If you aren’t gonna use a vpn then require encryption, disable dht and pex, use doh or dot and only use private trackers.
Require encryption, distributed hash table and peer exchange are options in your client. Requiring encryption means a mitm observation of your traffic won’t show you are doing torrenting. Turning off dht and pex prevents someone who’s not a member of your tracker jumping into the swarm and clocking users. DNS over https or tls makes requests to get the ip of a website from the url encrypted, so a mitm observer can’t even see that you went to the bad website to ostensibly do bad things. Private trackers get you out of the low hanging fruit category where enforcement is usually focused.
Of course, anyone who monitors traffic patterns will know you’re torrenting, so laws (or a change in laws or enforcement strategy) can still get you.
If you read all this way and you want to know what the solution is, it’s not i2p or tor, it’s a vpn service. I know you said you don’t want that, but it’s the solution to your problem. You figured out yourself that i2p and tor don’t suit your needs already.
Good vpns have infrastructure that makes it impossible to keep logs and will pass independent audits. They will also not have a history of turning over users data or otherwise acting badly.
I use airvpn for torrenting. It works fine as long as you’re not in Italy.

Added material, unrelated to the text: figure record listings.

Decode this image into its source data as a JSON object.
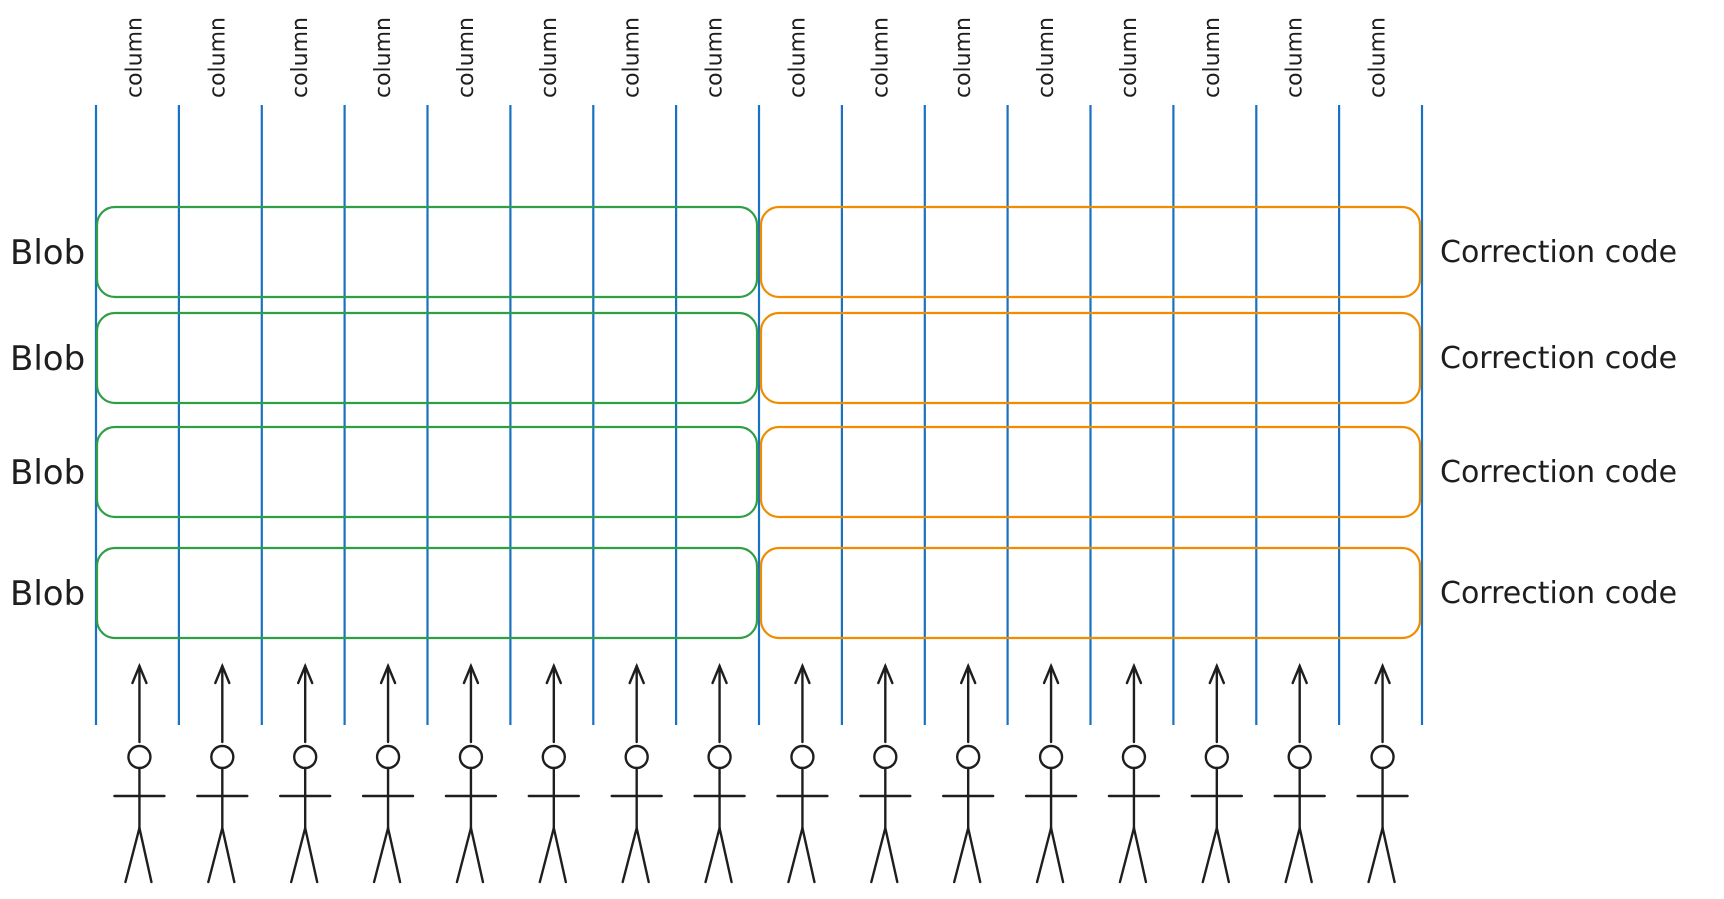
{
  "columns": [
    {
      "label": "column"
    },
    {
      "label": "column"
    },
    {
      "label": "column"
    },
    {
      "label": "column"
    },
    {
      "label": "column"
    },
    {
      "label": "column"
    },
    {
      "label": "column"
    },
    {
      "label": "column"
    },
    {
      "label": "column"
    },
    {
      "label": "column"
    },
    {
      "label": "column"
    },
    {
      "label": "column"
    },
    {
      "label": "column"
    },
    {
      "label": "column"
    },
    {
      "label": "column"
    },
    {
      "label": "column"
    }
  ],
  "rows": [
    {
      "blob_label": "Blob",
      "code_label": "Correction code"
    },
    {
      "blob_label": "Blob",
      "code_label": "Correction code"
    },
    {
      "blob_label": "Blob",
      "code_label": "Correction code"
    },
    {
      "blob_label": "Blob",
      "code_label": "Correction code"
    }
  ],
  "people_count": 16,
  "colors": {
    "column_line": "#1971c2",
    "blob_box": "#2f9e44",
    "code_box": "#f08c00",
    "ink": "#1e1e1e"
  }
}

If you want to understand how a person can trust and afford a vpn, ask away. If you cannot or do not want to use a credit card, use a vpn service like mullvad or proton that accepts cash.
E: edited for a typo
Private trackers: they’re easy to get into. Ipt will probably temporarily open signups this month, mya is always open afaik and plenty of others have signups where you just have to take a test they give you the answers to. Once you’re in you just gotta maintain a ratio by seeding instead of just downloading all the time and climb the “tracker ladder” to get to the ones you want.

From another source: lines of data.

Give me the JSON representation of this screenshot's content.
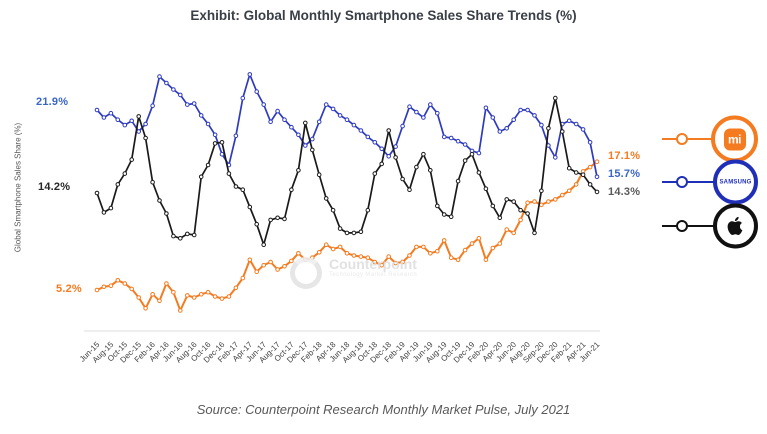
{
  "title": "Exhibit: Global Monthly Smartphone Sales Share Trends (%)",
  "source": "Source: Counterpoint Research Monthly Market Pulse, July 2021",
  "y_axis_label": "Global Smartphone Sales Share (%)",
  "watermark": {
    "name": "Counterpoint",
    "subtitle": "Technology Market Research"
  },
  "value_labels": {
    "left": [
      {
        "text": "21.9%",
        "series": "Samsung",
        "color": "#3a66c4"
      },
      {
        "text": "14.2%",
        "series": "Apple",
        "color": "#262626"
      },
      {
        "text": "5.2%",
        "series": "Xiaomi",
        "color": "#f47b20"
      }
    ],
    "right": [
      {
        "text": "17.1%",
        "series": "Xiaomi",
        "color": "#f47b20"
      },
      {
        "text": "15.7%",
        "series": "Samsung",
        "color": "#3a66c4"
      },
      {
        "text": "14.3%",
        "series": "Apple",
        "color": "#595959"
      }
    ]
  },
  "legend": [
    {
      "brand": "Xiaomi",
      "logo_text": "mi",
      "color": "#f47b20"
    },
    {
      "brand": "Samsung",
      "logo_text": "SAMSUNG",
      "color": "#1f2fb8"
    },
    {
      "brand": "Apple",
      "logo_text": "",
      "color": "#111111"
    }
  ],
  "chart_data": {
    "type": "line",
    "title": "Exhibit: Global Monthly Smartphone Sales Share Trends (%)",
    "ylabel": "Global Smartphone Sales Share (%)",
    "ylim": [
      2,
      26
    ],
    "grid": false,
    "legend_position": "right",
    "x_unit": "month",
    "x_range": [
      "Jun-15",
      "Jun-21"
    ],
    "x_tick_labels": [
      "Jun-15",
      "Aug-15",
      "Oct-15",
      "Dec-15",
      "Feb-16",
      "Apr-16",
      "Jun-16",
      "Aug-16",
      "Oct-16",
      "Dec-16",
      "Feb-17",
      "Apr-17",
      "Jun-17",
      "Aug-17",
      "Oct-17",
      "Dec-17",
      "Feb-18",
      "Apr-18",
      "Jun-18",
      "Aug-18",
      "Oct-18",
      "Dec-18",
      "Feb-19",
      "Apr-19",
      "Jun-19",
      "Aug-19",
      "Oct-19",
      "Dec-19",
      "Feb-20",
      "Apr-20",
      "Jun-20",
      "Aug-20",
      "Sep-20",
      "Dec-20",
      "Feb-21",
      "Apr-21",
      "Jun-21"
    ],
    "series": [
      {
        "name": "Xiaomi",
        "color": "#f47b20",
        "start_label": "5.2%",
        "end_label": "17.1%",
        "values": [
          5.2,
          5.5,
          5.6,
          6.1,
          5.8,
          5.3,
          4.5,
          3.5,
          4.8,
          4.2,
          5.8,
          5.0,
          3.3,
          4.7,
          4.5,
          4.8,
          5.0,
          4.6,
          4.4,
          4.6,
          5.4,
          6.3,
          8.0,
          6.9,
          7.5,
          7.8,
          7.1,
          7.4,
          7.9,
          8.6,
          8.0,
          8.2,
          8.7,
          9.4,
          9.0,
          9.2,
          8.6,
          8.4,
          8.3,
          8.2,
          7.8,
          7.5,
          8.3,
          7.7,
          7.8,
          8.4,
          9.2,
          9.2,
          8.6,
          8.8,
          9.8,
          8.2,
          8.0,
          8.9,
          9.5,
          10.0,
          8.0,
          9.1,
          9.5,
          10.8,
          10.5,
          11.7,
          13.3,
          13.4,
          13.1,
          13.4,
          13.6,
          14.0,
          14.4,
          15.0,
          16.2,
          16.6,
          17.1
        ]
      },
      {
        "name": "Samsung",
        "color": "#2e3bbf",
        "start_label": "21.9%",
        "end_label": "15.7%",
        "values": [
          21.9,
          21.2,
          21.6,
          21.0,
          20.5,
          20.9,
          19.9,
          20.6,
          22.3,
          25.0,
          24.4,
          23.8,
          23.3,
          22.4,
          22.5,
          21.4,
          20.6,
          19.6,
          17.8,
          16.8,
          19.5,
          23.0,
          25.2,
          23.6,
          22.4,
          20.8,
          21.8,
          21.0,
          20.3,
          19.6,
          18.6,
          19.2,
          20.8,
          22.4,
          22.0,
          21.4,
          21.0,
          20.5,
          20.0,
          19.4,
          18.9,
          18.3,
          17.6,
          18.5,
          20.4,
          22.2,
          21.7,
          21.2,
          22.4,
          21.6,
          19.4,
          19.3,
          19.0,
          18.7,
          18.1,
          17.9,
          22.1,
          21.2,
          19.9,
          20.2,
          21.0,
          21.9,
          21.9,
          21.4,
          20.5,
          18.6,
          17.5,
          20.6,
          20.9,
          20.6,
          20.1,
          18.9,
          15.7
        ]
      },
      {
        "name": "Apple",
        "color": "#1a1a1a",
        "start_label": "14.2%",
        "end_label": "14.3%",
        "values": [
          14.2,
          12.4,
          12.8,
          15.0,
          16.0,
          17.3,
          21.3,
          19.3,
          15.2,
          13.5,
          12.3,
          10.2,
          10.0,
          10.4,
          10.3,
          15.7,
          16.8,
          18.8,
          18.9,
          16.0,
          14.8,
          14.5,
          12.9,
          11.3,
          9.4,
          11.7,
          11.9,
          11.8,
          14.5,
          16.3,
          20.7,
          18.2,
          15.9,
          13.7,
          12.6,
          10.9,
          10.5,
          10.5,
          10.6,
          12.6,
          16.0,
          16.9,
          20.0,
          17.5,
          15.5,
          14.5,
          16.6,
          17.8,
          16.3,
          13.0,
          12.2,
          12.0,
          15.3,
          17.2,
          17.8,
          16.1,
          14.6,
          13.0,
          11.9,
          13.6,
          13.4,
          12.6,
          12.3,
          10.5,
          14.4,
          20.2,
          23.0,
          19.9,
          16.5,
          16.1,
          15.9,
          15.0,
          14.3
        ]
      }
    ]
  }
}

Mya is the one most people start with now.
On VPNs: you have to understand your own security, just like anything else. Ones like mullvad refuse to keep information about you (your login credentials are a random string of numbers and they do cash transactions similarly anonymized), and ones like proton allow you to use information that isn’t tied back to you (it’s your responsibility to make sure that information can’t be tied back to you!). It’s worth learning about them now even if you’re not in a position to pay for one because knowing will help you make good decisions when you are in that position.